## Classification of text articles

Links
* [Reuters newswire dataset](https://keras.io/datasets/)
* [Reuters text classification](https://www.bonaccorso.eu/2016/08/02/reuters-21578-text-classification-with-gensim-and-keras/)
* [Keras Reuters MLP example](https://github.com/keras-team/keras/blob/master/examples/reuters_mlp.py)

In [147]:
from keras.datasets import reuters
import numpy as np
from keras.preprocessing.text import Tokenizer
import keras
from keras.models import Sequential
from keras.layers import Dense
from keras.layers import Activation
from keras.layers import Dropout

from keras import backend as K

The Reuters dataset is made up of 11,228 newswires from Reuters, labeled over 46 topics.

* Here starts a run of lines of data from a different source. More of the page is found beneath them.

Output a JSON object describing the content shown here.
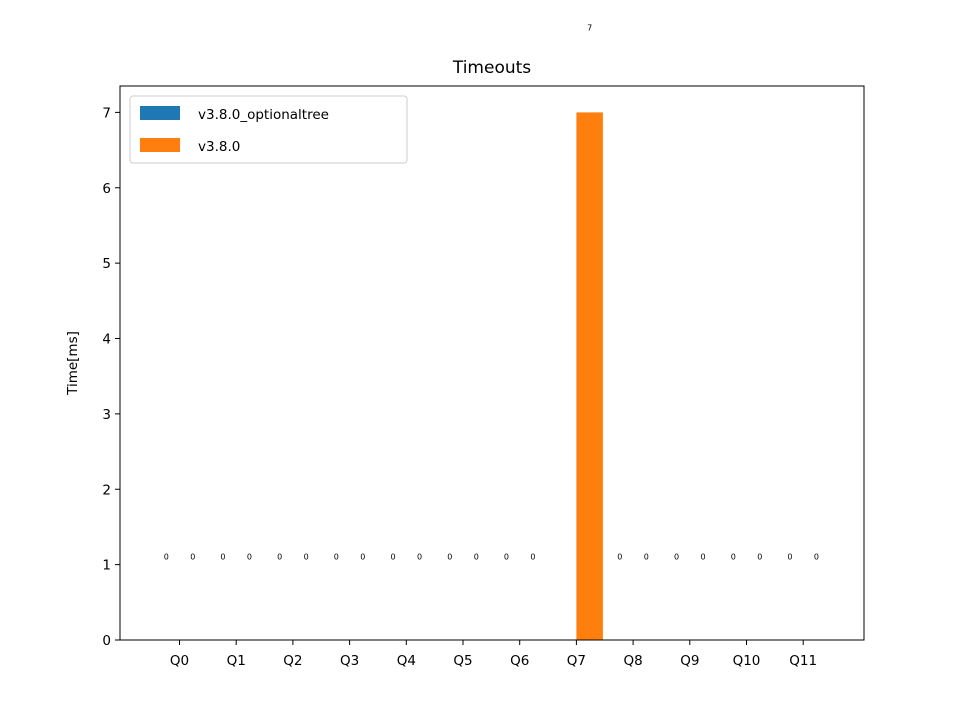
{
  "chart_data": {
    "type": "bar",
    "title": "Timeouts",
    "xlabel": "",
    "ylabel": "Time[ms]",
    "categories": [
      "Q0",
      "Q1",
      "Q2",
      "Q3",
      "Q4",
      "Q5",
      "Q6",
      "Q7",
      "Q8",
      "Q9",
      "Q10",
      "Q11"
    ],
    "series": [
      {
        "name": "v3.8.0_optionaltree",
        "color": "#1f77b4",
        "values": [
          0,
          0,
          0,
          0,
          0,
          0,
          0,
          0,
          0,
          0,
          0,
          0
        ]
      },
      {
        "name": "v3.8.0",
        "color": "#ff7f0e",
        "values": [
          0,
          0,
          0,
          0,
          0,
          0,
          0,
          7,
          0,
          0,
          0,
          0
        ]
      }
    ],
    "bar_labels": [
      [
        "0",
        "0",
        "0",
        "0",
        "0",
        "0",
        "0",
        "",
        "0",
        "0",
        "0",
        "0"
      ],
      [
        "0",
        "0",
        "0",
        "0",
        "0",
        "0",
        "0",
        "7",
        "0",
        "0",
        "0",
        "0"
      ]
    ],
    "bar_label_value_position": 1.0,
    "ylim": [
      0,
      7.35
    ],
    "yticks": [
      0,
      1,
      2,
      3,
      4,
      5,
      6,
      7
    ],
    "legend": "upper-left",
    "grid": false
  }
}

The word index used to encode the sequences is stored in the reuters_word_index.json file.

In [148]:
word_index = reuters.get_word_index(path="reuters_word_index.json")
print('There are', len(word_index), 'words used to encode.')

There are 30979 words used to encode.


In [149]:
max_words = 1000
batch_size = 32
epochs = 5 

In [150]:
print('Loading Reuters data...')
(x_train, y_train), (x_test, y_test) = reuters.load_data(
    num_words=max_words, test_split=0.2)
print(len(x_train), 'train sequences')
print(len(x_test), 'test sequences')

num_classes = np.max(y_train) + 1
print(num_classes, 'classes')

Loading Reuters data...
8982 train sequences
2246 test sequences
46 classes


In [151]:
print('Vectorizing sequence data...')
tokenizer = Tokenizer(num_words=max_words)
x_train = tokenizer.sequences_to_matrix(x_train, mode='binary')
x_test = tokenizer.sequences_to_matrix(x_test, mode='binary')
print('x_train shape:', x_train.shape)
print('x_test shape:', x_test.shape)

Vectorizing sequence data...
x_train shape: (8982, 1000)
x_test shape: (2246, 1000)


In [152]:
print('Convert class vector to binary class matrix '
      '(for use with categorical_crossentropy)')
y_train = keras.utils.to_categorical(y_train, num_classes)
y_test = keras.utils.to_categorical(y_test, num_classes)
print('y_train shape:', y_train.shape)
print('y_test shape:', y_test.shape)

Convert class vector to binary class matrix (for use with categorical_crossentropy)
y_train shape: (8982, 46)
y_test shape: (2246, 46)


In [153]:
print('Building model...')
K.clear_session()
model = Sequential()
model.add(Dense(512, input_shape=(max_words,)))
model.add(Activation('relu'))
model.add(Dropout(0.5))
model.add(Dense(num_classes))
model.add(Activation('softmax'))

model.compile(loss='categorical_crossentropy',
              optimizer='adam',
              metrics=['accuracy'])

model.summary()

Building model...
_________________________________________________________________
Layer (type)                 Output Shape              Param #   
dense_1 (Dense)              (None, 512)               512512    
_________________________________________________________________
activation_1 (Activation)    (None, 512)               0         
_________________________________________________________________
dropout_1 (Dropout)          (None, 512)               0         
_________________________________________________________________
dense_2 (Dense)              (None, 46)                23598     
_________________________________________________________________
activation_2 (Activation)    (None, 46)                0         
Total params: 536,110
Trainable params: 536,110
Non-trainable params: 0
_________________________________________________________________


In [154]:
history = model.fit(x_train, y_train,
                    batch_size=batch_size,
                    epochs=epochs,
                    verbose=1,
                    validation_split=0.1)
score = model.evaluate(x_test, y_test,
                       batch_size=batch_size, verbose=1)
print('Test loss:', score[0])
print('Test accuracy:', score[1])

Train on 8083 samples, validate on 899 samples
Epoch 1/5
Epoch 2/5
Epoch 3/5
Epoch 4/5
Epoch 5/5
Test loss: 0.89095894248
Test accuracy: 0.791629563669